Let nobody be deceived — press freedom is seriously under threat in Nigeria. The arrest of Mr. Dapo Olorunyomi, the publisher of online news giant Premium Times, and Ms Evelyn Okakwu, the judiciary correspondent, cannot but remind us of the dark days of military rule. The army chief, Lt. Gen. Tukur Buratai, is complaining that he was defamed by Premium Times. In civilised societies, libel cases take place in courtrooms, not police cells. Meanwhile, a supposed case of “two fighting” on Lagos streets landed Mr. Omoyele Sowore, the publisher of another activist news site, Sahara Reporters, in front of the Lagos police commissioner. We need to be worried. Ominous.

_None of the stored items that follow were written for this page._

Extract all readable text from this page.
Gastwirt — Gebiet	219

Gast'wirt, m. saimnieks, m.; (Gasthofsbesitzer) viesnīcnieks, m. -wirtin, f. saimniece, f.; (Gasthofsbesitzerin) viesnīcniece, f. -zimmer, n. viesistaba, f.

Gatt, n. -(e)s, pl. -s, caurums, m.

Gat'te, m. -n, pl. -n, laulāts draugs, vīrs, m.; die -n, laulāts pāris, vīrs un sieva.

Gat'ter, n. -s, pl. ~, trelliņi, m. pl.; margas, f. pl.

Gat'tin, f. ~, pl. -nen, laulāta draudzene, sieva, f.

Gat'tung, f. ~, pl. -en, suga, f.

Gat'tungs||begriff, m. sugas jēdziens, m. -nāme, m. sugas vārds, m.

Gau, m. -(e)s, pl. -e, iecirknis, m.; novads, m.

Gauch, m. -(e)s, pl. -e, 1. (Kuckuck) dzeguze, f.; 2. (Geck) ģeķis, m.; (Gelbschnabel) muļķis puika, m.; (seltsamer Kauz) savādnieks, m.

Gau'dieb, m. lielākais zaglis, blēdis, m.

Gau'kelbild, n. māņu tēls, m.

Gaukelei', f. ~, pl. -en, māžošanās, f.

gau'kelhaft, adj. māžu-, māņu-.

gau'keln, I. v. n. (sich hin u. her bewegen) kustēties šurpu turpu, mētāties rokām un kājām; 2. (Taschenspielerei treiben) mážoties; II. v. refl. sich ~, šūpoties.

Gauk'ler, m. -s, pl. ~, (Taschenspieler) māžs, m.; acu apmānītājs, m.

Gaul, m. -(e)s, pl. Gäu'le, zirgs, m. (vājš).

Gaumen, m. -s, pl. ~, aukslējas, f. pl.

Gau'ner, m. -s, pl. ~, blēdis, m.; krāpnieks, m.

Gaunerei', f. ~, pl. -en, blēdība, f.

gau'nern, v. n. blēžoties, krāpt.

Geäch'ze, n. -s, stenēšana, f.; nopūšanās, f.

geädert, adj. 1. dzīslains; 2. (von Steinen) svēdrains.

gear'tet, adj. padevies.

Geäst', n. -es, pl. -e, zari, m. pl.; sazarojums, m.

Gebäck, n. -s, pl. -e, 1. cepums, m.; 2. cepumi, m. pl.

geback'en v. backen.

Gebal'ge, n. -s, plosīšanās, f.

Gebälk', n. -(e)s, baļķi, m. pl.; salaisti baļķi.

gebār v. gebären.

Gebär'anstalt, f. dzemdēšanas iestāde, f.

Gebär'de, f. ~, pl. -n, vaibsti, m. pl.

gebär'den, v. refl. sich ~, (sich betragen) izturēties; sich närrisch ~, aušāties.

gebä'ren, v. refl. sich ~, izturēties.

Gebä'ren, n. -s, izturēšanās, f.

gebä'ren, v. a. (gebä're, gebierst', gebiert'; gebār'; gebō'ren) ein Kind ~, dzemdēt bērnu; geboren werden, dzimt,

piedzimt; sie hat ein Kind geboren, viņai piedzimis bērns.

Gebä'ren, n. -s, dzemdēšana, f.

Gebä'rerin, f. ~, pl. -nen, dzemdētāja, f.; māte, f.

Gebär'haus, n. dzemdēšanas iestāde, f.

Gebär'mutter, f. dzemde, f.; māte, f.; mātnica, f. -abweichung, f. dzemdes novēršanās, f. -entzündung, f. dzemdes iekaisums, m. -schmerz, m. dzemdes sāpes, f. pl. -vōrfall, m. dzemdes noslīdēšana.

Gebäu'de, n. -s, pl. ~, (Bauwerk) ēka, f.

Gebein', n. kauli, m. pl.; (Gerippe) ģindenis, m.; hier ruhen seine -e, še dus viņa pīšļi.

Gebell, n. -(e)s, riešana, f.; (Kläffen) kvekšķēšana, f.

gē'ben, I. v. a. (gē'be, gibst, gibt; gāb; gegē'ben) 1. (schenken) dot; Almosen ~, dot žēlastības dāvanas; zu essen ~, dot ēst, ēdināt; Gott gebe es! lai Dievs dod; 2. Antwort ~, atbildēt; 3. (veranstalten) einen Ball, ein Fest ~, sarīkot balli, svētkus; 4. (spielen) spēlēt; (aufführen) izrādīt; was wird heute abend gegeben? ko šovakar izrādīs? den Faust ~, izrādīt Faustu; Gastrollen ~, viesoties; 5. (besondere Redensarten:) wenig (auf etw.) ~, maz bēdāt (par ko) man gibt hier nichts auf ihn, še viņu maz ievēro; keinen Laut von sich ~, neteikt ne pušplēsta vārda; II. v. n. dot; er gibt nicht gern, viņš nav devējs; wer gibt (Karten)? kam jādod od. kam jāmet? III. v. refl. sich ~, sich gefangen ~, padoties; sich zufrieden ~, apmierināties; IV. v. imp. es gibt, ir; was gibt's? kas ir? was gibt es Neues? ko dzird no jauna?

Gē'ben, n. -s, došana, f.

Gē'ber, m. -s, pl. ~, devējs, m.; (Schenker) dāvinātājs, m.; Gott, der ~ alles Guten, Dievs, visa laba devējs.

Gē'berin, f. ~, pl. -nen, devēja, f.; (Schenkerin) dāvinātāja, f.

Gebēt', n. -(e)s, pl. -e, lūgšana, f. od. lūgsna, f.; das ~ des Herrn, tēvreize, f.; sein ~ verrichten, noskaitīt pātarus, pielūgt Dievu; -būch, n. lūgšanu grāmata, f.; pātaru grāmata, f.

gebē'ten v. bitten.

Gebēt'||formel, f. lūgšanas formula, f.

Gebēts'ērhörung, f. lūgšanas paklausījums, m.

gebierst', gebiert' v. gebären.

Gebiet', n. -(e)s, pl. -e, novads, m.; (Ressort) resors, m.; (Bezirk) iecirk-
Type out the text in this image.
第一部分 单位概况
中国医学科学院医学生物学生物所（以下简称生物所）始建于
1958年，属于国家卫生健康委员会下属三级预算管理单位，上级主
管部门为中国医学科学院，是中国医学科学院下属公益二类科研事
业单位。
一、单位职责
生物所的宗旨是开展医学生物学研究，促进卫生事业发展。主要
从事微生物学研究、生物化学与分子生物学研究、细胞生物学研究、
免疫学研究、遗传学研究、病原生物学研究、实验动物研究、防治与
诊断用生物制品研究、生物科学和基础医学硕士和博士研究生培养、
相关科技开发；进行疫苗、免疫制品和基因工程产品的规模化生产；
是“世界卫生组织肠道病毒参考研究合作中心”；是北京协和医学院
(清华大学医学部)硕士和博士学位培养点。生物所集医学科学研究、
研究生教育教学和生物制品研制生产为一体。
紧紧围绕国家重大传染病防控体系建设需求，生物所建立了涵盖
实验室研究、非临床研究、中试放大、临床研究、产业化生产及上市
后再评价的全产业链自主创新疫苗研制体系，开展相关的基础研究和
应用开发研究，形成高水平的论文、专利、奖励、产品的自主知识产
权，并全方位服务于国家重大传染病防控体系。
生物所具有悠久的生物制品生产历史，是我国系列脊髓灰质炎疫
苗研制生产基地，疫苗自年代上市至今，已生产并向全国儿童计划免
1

The defeated president of Gambia, His Excellency Sheikh Professor Alhaji Dr. (etc, etc) Yahya Jammeh, attracted global attention with his refusal to vacate office after losing an election to Mr. Adama Barrow. West African leaders, in trying to persuade him to accept defeat, should have enlisted the services of Nigeria’s Goodluck Jonathan and Ghana’s John Mahama, incumbents who lost and gracefully conceded. Instead, the mission was led by President Buhari who, as a three-time presidential candidate, never accepted defeat — not even once. Who was Jammeh more likely to listen to? Hopefully, the likes of Jammeh will never rise again. Regression.
THE GIRL CHILD
The emir of Kano, Malam Muhammad Sanusi II, has asked wealthy Muslims to stop building mosques and divert the resources to educating girls. He said: “I’m just tired of people coming to me to say I want to build a new mosque. You know, we keep building mosques and our daughters are illiterates. So, my appeal is that if you really want to help Kano, don’t come to me with a request to build a N300m mosque because I have enough mosques everywhere. And if I don’t have a mosque, I’ll build it myself. If you really want to help, go and educate a girl child in the village.” This should be headline news, but coming from Sanusi, it is not sexy enough for the media. Instructive.